Cadmium experienced a minor incident on April 26, 2024 affecting Website, lasting 2d 20h. The incident has been resolved; the full update timeline is below.
Affected components
Update timeline
- investigating Apr 26, 2024, 03:46 PM UTC
Our team is aware there is a service disruption with eventScribe website for some users. We are working swiftly to identify the root cause.
- monitoring Apr 26, 2024, 04:26 PM UTC
A fix has been put in place, and service has been restored. Our team is continuing to monitor the system. If you are still experiencing issues, please notify your project manager.

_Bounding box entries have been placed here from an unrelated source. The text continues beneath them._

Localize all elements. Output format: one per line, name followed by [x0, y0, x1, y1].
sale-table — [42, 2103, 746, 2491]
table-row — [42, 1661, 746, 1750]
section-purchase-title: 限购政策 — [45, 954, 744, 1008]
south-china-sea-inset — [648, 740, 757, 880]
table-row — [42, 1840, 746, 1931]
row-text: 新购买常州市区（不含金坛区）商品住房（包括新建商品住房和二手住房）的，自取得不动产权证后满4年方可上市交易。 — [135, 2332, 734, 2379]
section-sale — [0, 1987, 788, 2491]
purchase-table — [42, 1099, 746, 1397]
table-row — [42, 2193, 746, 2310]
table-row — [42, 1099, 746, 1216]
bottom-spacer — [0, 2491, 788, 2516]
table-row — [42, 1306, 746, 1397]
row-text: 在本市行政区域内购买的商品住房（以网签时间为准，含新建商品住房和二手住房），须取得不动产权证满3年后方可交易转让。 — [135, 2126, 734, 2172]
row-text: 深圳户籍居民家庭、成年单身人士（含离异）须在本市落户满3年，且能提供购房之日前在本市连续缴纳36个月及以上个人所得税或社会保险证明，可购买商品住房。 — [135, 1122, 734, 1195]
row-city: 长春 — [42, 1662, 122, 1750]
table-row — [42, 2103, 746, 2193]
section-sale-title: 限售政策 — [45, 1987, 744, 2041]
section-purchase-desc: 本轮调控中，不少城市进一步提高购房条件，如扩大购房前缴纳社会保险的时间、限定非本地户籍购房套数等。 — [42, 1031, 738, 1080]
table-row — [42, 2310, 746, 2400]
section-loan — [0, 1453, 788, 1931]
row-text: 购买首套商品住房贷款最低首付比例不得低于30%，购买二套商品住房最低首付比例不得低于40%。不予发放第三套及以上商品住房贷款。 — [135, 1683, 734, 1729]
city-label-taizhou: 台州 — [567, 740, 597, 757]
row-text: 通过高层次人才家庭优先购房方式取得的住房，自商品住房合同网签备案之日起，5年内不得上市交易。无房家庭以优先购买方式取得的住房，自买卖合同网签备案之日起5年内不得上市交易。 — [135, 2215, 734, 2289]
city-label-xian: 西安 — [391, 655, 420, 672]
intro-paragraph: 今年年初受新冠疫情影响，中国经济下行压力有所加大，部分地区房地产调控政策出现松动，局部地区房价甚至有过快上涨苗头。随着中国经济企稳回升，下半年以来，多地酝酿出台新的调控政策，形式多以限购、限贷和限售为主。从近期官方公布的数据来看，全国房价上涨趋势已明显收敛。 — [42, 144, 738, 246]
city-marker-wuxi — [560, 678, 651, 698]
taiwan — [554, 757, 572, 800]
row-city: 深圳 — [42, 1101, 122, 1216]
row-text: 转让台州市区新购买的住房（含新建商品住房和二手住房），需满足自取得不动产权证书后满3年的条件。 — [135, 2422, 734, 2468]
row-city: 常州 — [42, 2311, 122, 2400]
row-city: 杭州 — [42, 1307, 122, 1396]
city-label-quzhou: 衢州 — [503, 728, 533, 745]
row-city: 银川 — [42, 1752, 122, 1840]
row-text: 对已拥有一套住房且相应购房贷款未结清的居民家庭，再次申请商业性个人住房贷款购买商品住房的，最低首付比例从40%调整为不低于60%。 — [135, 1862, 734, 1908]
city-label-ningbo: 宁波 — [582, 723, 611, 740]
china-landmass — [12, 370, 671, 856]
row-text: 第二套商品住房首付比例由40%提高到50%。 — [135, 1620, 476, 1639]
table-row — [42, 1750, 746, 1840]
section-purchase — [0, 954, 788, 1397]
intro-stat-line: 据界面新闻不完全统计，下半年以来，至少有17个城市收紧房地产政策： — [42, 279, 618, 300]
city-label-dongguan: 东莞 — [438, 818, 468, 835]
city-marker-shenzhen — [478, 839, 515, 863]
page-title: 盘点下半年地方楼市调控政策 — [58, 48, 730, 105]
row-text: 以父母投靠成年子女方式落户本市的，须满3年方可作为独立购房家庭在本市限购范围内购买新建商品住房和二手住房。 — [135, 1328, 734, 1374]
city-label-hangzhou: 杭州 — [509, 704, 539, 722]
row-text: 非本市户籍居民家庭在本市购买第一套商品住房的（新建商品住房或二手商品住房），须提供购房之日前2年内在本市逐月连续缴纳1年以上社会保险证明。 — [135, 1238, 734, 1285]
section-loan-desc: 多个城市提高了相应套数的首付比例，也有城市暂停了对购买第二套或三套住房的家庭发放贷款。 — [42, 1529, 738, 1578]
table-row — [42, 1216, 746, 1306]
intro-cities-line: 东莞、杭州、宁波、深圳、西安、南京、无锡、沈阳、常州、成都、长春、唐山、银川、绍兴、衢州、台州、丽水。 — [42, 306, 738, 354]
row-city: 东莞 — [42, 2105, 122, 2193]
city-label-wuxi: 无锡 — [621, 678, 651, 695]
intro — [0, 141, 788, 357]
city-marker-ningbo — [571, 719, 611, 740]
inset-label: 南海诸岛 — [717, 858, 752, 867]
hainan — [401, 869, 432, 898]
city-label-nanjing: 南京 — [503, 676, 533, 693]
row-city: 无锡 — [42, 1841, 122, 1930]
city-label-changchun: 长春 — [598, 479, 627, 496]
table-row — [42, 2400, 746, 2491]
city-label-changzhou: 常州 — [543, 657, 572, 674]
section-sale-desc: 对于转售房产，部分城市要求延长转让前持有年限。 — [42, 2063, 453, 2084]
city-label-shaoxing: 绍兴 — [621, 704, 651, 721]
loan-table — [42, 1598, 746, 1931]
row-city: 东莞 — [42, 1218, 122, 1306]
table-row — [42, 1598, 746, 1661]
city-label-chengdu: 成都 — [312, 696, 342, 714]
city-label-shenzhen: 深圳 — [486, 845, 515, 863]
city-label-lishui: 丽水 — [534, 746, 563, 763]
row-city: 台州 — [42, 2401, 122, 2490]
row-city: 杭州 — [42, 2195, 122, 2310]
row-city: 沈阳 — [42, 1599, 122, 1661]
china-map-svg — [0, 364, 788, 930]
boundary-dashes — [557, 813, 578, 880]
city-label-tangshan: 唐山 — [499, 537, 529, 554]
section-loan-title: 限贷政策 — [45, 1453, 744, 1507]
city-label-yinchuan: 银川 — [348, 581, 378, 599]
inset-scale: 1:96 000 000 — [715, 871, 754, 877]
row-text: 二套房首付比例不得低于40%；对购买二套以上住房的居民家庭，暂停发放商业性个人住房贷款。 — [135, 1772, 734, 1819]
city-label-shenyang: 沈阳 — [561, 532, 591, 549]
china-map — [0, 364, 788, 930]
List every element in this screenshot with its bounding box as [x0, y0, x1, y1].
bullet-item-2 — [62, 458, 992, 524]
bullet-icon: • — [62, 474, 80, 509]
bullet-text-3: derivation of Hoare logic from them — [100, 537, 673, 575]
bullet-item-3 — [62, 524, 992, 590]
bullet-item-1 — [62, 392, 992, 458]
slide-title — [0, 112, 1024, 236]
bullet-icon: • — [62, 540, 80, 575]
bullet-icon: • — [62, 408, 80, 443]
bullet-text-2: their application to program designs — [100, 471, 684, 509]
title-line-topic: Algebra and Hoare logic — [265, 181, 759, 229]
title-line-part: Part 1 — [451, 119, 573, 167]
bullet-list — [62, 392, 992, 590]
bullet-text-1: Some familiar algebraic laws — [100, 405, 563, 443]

- resolved Apr 29, 2024, 12:38 PM UTC
The issue has been resolved.
- postmortem Apr 30, 2024, 12:59 PM UTC
This incident occurred when an influx of usage in the [eventScribe.net](http://eventScribe.net) server pool created a CPU spike and the [eventScribe.net](http://eventScribe.net) servers scaled up more quickly than planned. Typically, a new server is put into service from the standby “warm pool,” which contains servers ready for use. In this case, CPU levels increased across the cluster of servers faster than could be supported by servers in the warm pool. As a result, servers not ready were put into service, resulting in errors. Once the servers became ready the issue was resolved. We are currently working to implement changes to prevent this from happening.